Continued concerns over a possible military confrontation with Iran is blamed for the upward movement of oil prices.

Iran has said it will continue plans to enrich uranium for commercial power generators. The United States and other countries fear that Iran will use uranium for nuclear weapons.

"I believe this celebration (by Wall Street) is premature," said Chapman University economist Esmael Adibi. "If oil prices stay at $70 for six months or longer, they will slowly trickle down from the energy sector to other goods and services."

Ryan Ratcliff, an economist at UCLA, said that a lot depends on how consumers and businesses look at the increasing gasoline prices. If people believe the gains are temporary, they won't adjust their spending habits or in the case of business, won't adjust their prices.

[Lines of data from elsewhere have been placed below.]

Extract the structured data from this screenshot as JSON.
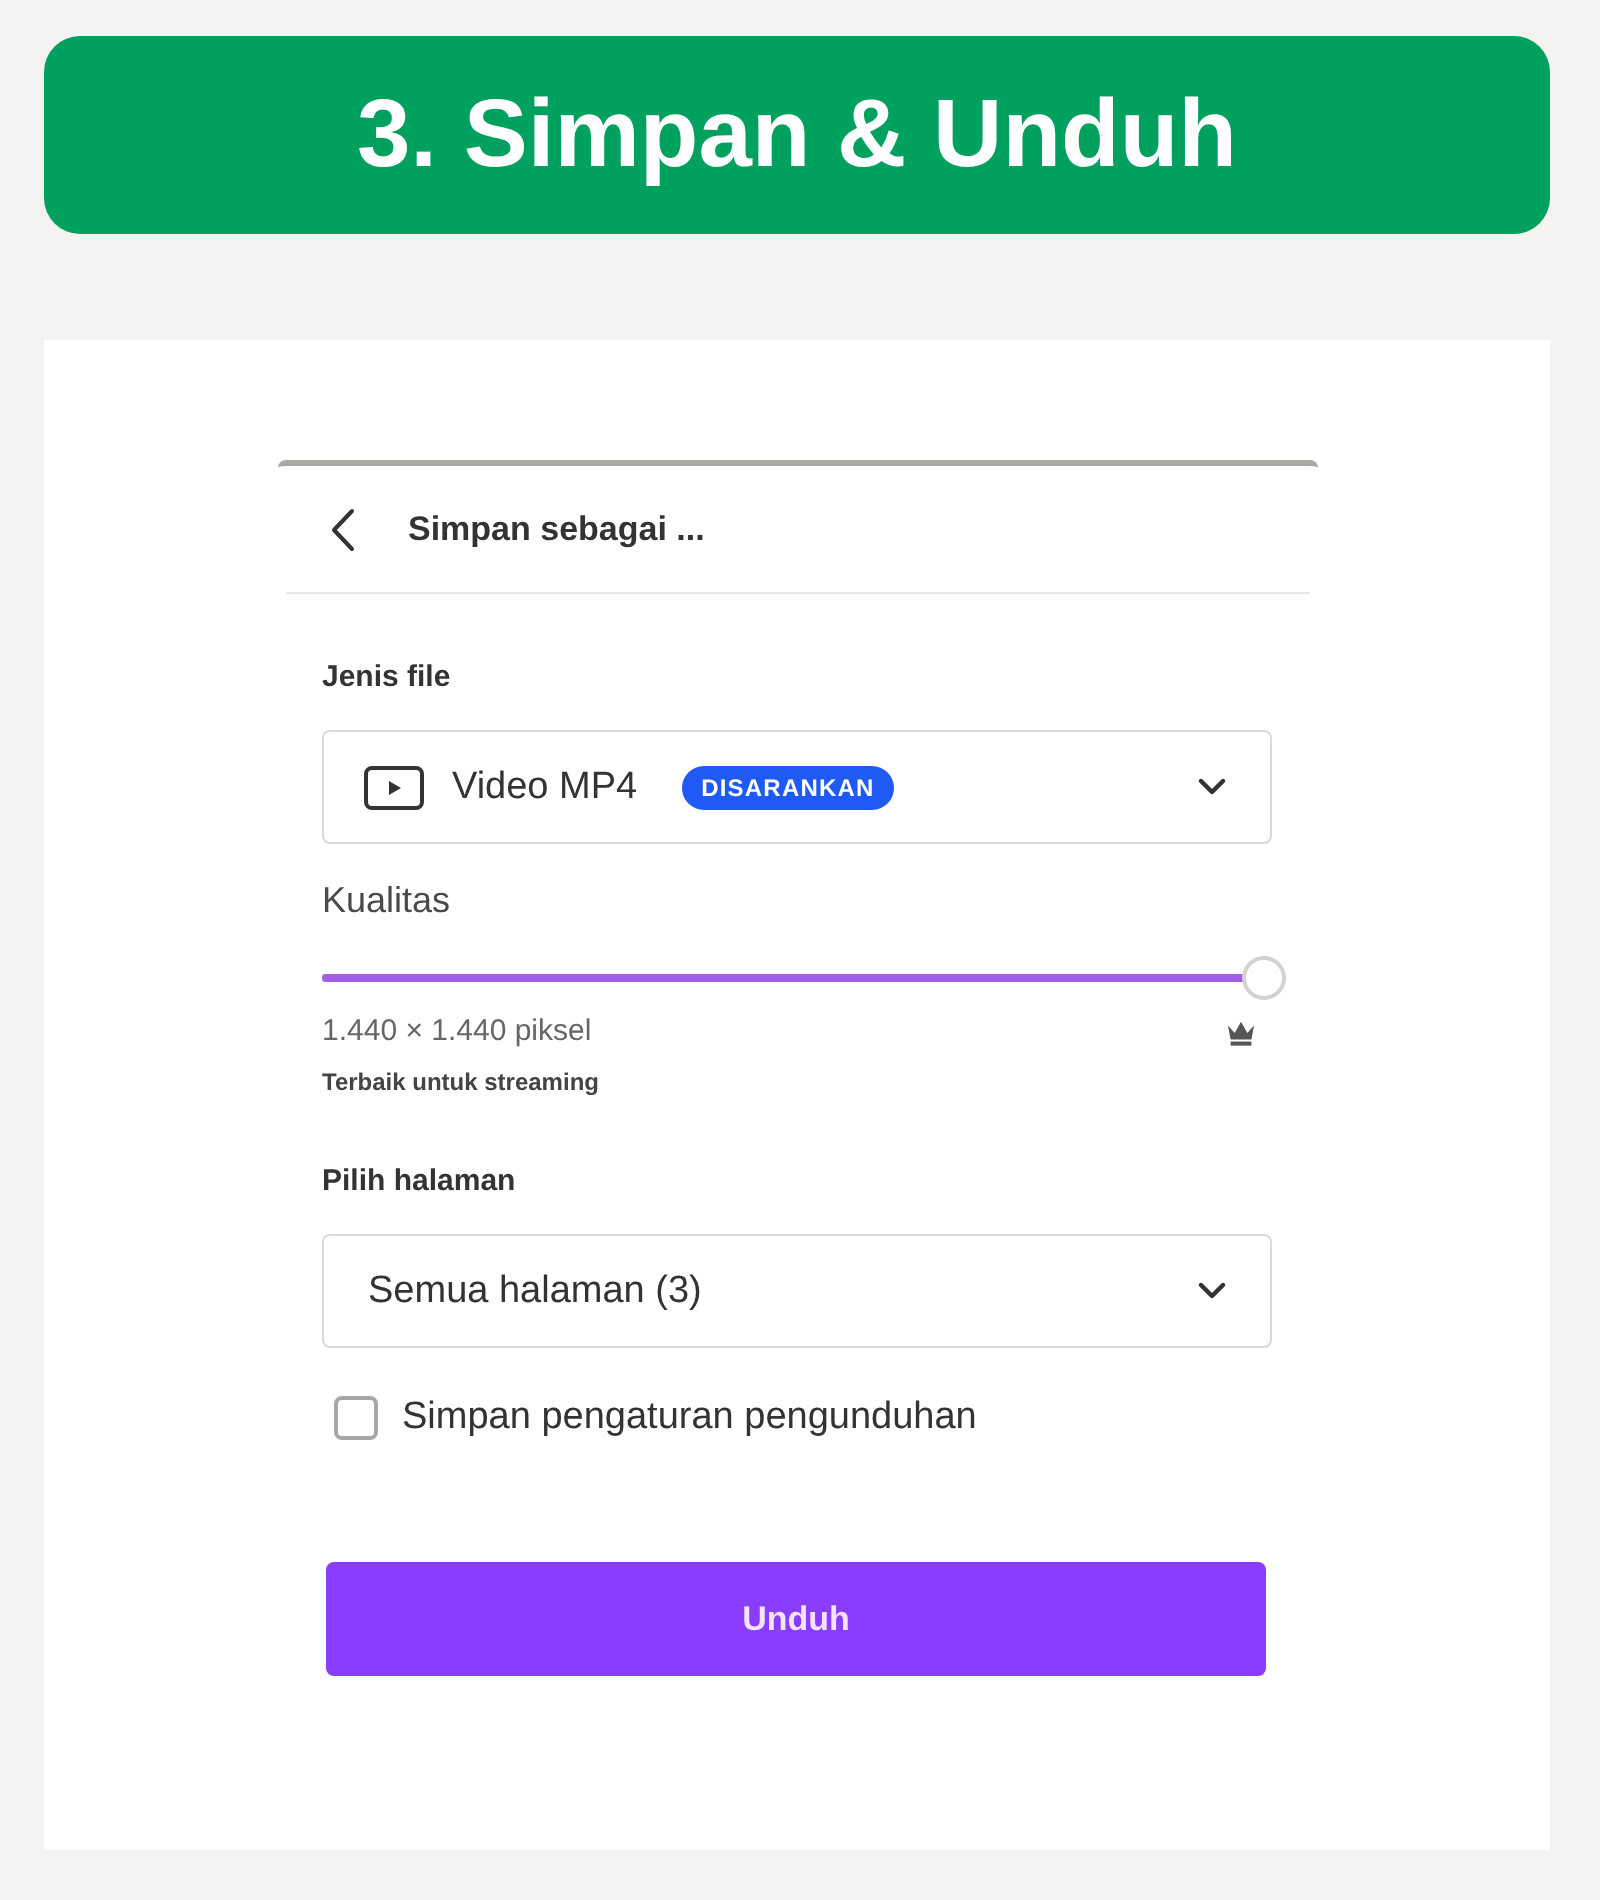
{
  "banner": {
    "title": "3. Simpan & Unduh"
  },
  "dialog": {
    "title": "Simpan sebagai ...",
    "file_type": {
      "label": "Jenis file",
      "value": "Video MP4",
      "badge": "DISARANKAN"
    },
    "quality": {
      "label": "Kualitas",
      "level": 1.0,
      "resolution": "1.440 × 1.440 piksel",
      "note": "Terbaik untuk streaming"
    },
    "pages": {
      "label": "Pilih halaman",
      "value": "Semua halaman (3)"
    },
    "save_settings": {
      "label": "Simpan pengaturan pengunduhan",
      "checked": false
    },
    "download_button": {
      "label": "Unduh"
    }
  }
}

Jason Bennecke, president of Highland-based Gold Key Real Estate, said higher gasoline prices will compound the potential of a housing crunch. Families that have stretched themselves to the limit to buy a house, and did so with an adjustable-rate mortgage, are feeling a double-whammy now that they are paying more at the pump.

Their mortgage payment would have already increased due to the rising interest rates, which are partially the result of the Fed's rate hikes, Bennecke said.

On Tuesday, a report showed the Southern California housing market cooling in terms of the number of units sold and the rate of price appreciation.

Adibi said that higher energy prices by themselves won't trigger a collapse in the housing market.

But if the high prices persist, retailers, restaurants, movie theaters and others will feel the consumers' belt-tightening, he said.

Consumer spending is more than two-thirds of U.S. economic activity. The more people pay for fuel, the less they can spend to keep the economy growing.

"If this persists, forget about Disneyland," Adibi said.

Ratcliff and other economists note that with the growth of the Chinese and Indian economies, oil-producing countries no longer have excess capacity. That's why when there's a threat of conflict or political blip in the oil-producing world, prices skyrocket.

The world is in an era of increased (oil) price volatility, Ratcliff said.

The Sun's wire services contributed to this report.